Rudd Clothiers is a small company that manufactures tall-mens suits. The company has used a standard cost accounting system. In May 2017, 11,250 suits were produced. The following standard and actual cost data applied to the month of May when normal capacity was 14,000 direct labor hours. All materials purchased were used.

Cost Element

Standard (per unit)

Actual

Direct materials 8 yards at $4.40 per yard $375,575 for 90,500 yards ($4.15 per yard)
Direct labor 1.2 hours at $13.40 per hour $200,925 for 14,250 hours ($14.10 per hour)
Overhead 1.2 hours at $6.10 per hour (fixed $3.50; variable $2.60) $49,000 fixed overhead $37,000 variable overhead

Overhead is applied on the basis of direct labor hours.

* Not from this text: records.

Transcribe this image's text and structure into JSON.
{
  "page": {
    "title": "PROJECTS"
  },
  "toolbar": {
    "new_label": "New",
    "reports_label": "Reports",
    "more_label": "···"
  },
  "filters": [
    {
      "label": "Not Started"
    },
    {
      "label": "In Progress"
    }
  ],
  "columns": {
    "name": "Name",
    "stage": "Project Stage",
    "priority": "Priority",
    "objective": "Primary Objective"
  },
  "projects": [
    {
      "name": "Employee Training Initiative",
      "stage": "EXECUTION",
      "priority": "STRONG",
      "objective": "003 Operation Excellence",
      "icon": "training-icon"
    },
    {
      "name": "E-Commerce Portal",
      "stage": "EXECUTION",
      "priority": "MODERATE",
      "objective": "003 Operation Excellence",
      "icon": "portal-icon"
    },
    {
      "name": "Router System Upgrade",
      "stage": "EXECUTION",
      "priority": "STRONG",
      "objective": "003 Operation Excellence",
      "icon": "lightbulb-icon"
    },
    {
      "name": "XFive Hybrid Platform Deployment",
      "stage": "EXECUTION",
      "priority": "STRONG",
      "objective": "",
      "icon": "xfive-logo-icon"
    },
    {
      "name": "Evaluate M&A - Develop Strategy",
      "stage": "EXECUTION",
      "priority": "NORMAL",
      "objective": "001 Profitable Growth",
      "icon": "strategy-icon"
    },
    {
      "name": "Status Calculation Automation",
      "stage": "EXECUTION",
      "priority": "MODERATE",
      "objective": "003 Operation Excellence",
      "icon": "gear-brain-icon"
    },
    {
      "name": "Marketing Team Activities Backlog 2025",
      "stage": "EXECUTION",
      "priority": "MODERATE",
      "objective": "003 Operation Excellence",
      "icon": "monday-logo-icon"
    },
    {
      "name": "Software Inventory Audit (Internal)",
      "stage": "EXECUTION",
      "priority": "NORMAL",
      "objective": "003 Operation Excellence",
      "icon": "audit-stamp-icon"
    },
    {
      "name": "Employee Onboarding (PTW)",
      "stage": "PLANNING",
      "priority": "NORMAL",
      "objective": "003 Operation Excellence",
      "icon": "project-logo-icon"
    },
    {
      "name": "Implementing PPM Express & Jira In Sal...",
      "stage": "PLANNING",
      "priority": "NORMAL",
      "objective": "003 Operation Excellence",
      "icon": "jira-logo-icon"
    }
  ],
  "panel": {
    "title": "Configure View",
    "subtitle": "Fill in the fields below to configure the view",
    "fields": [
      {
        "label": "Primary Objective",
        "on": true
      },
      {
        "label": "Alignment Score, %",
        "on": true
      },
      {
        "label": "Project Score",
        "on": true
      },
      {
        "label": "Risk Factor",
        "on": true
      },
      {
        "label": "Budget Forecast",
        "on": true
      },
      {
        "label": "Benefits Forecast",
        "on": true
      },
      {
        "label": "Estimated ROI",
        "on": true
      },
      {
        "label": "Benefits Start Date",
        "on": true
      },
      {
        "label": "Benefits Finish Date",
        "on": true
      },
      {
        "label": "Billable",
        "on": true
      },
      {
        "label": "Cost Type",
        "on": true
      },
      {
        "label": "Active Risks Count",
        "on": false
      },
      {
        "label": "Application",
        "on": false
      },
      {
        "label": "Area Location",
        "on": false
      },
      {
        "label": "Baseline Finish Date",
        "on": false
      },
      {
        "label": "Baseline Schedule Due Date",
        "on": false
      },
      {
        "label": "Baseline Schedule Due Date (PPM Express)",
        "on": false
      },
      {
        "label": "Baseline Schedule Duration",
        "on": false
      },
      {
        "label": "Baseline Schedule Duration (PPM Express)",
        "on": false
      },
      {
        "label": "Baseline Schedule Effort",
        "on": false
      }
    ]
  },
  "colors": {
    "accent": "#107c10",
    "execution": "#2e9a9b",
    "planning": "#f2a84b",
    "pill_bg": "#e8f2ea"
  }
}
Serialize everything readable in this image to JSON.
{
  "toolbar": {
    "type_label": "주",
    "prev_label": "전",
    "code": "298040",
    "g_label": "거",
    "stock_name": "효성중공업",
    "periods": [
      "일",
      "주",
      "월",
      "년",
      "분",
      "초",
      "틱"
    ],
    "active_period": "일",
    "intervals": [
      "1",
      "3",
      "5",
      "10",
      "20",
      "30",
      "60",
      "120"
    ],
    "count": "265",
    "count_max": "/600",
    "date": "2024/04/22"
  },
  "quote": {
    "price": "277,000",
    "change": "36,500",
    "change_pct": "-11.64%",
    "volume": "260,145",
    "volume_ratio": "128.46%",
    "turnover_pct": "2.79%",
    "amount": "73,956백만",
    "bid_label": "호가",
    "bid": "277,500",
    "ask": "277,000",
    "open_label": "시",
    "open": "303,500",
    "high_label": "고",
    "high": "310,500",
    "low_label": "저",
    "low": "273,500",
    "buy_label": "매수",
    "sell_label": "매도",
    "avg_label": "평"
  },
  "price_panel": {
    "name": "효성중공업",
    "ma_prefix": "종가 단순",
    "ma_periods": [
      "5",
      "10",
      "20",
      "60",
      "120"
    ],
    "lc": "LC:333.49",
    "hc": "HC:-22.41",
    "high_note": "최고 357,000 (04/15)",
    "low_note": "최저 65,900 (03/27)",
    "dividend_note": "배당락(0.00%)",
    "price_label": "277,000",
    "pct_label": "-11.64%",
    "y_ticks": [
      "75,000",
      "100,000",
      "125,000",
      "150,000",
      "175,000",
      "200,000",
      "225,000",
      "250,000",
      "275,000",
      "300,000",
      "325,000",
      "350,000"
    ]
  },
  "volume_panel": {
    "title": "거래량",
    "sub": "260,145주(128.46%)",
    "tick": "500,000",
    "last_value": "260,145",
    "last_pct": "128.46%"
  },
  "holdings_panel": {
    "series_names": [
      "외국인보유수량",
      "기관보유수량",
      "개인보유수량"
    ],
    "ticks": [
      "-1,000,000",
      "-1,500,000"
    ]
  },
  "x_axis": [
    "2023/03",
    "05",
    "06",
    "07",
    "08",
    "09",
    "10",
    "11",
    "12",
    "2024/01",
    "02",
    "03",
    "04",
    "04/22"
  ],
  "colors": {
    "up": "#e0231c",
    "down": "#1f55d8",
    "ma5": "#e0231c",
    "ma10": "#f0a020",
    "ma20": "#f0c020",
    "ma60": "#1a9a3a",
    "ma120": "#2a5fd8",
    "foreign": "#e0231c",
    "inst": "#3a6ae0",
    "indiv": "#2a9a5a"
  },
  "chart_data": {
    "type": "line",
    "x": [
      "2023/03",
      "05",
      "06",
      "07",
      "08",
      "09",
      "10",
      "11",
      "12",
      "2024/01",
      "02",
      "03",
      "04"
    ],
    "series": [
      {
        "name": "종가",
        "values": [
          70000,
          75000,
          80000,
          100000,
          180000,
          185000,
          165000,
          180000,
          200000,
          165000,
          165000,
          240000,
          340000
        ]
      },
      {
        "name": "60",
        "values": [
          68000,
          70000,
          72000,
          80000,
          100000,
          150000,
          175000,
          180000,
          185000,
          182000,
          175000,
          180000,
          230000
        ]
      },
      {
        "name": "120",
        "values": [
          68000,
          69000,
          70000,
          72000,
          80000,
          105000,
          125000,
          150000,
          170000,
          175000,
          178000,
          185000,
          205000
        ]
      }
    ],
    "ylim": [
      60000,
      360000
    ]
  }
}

At normal capacity, budgeted fixed overhead costs were $49,000, and budgeted variable overhead was $36,400. The total, price and quantity variances for materials and labor as follows:

(1) Total materials variance $20,425 Favorable
Materials price variance $22,625 Favorable
Materials quantity variance $2,200 Unfavorable
(2) Total labor variance $20,025 Unfavorable
Labor price variance $9,975 Unfavorable
Labor quantity variance $10,050 Unfavorable
(3) Total overhead variance $3,650 Unfavorable

Which of the materials and labor variances should be investigated if management considers a variance of more than 4% from standard to be significant?